FootballAnalyse: Bâle doit rectifier sa naïveté
À l’heure de recevoir l’OM en 8e de finale retour de Ligue Europa Conférence, le FC Bâle a encore toutes les chances de se qualifier. Mais il faudra gommer les erreurs commises au Vélodrome.


Malgré une belle performance de son ailier vaudois Dan Ndoye, le FC Bâle a souffert face à l’OM et Dimitri Payet.

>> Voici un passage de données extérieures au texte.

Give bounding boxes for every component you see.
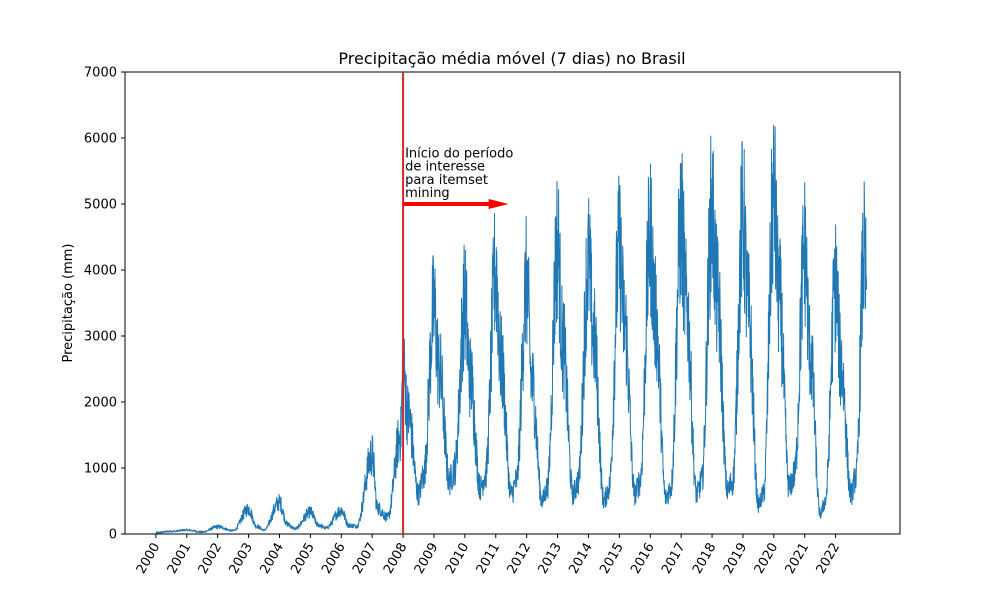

AFPLe football de haut niveau est affaire de détails. Il suffit de pas grand-chose pour faire basculer le sort d’une rencontre, d’une équipe (demandez au PSG). Le FC Bâle en a apporté une nouvelle confirmation jeudi dernier, à Marseille, en 8e de finale aller de Ligue Europa Conférence. À la 79e minute, l’actuel 2e de Super League était sous l’eau, mené 2-0, et se dirigeait vers une élimination programmée. 6 minutes plus tard, il s’en est fallu de quelques centimètres pour que le tableau d’affichage passe à 2-2, Steve Mandanda évitant de justesse un contre son camp de Valentin Rongier. Si le FCB s’est finalement incliné (1-2), le score ainsi que les frissons générés en fin de match lui ouvrent des perspectives inattendues en vue du retour au Parc Saint-Jacques, ce jeudi (18h45).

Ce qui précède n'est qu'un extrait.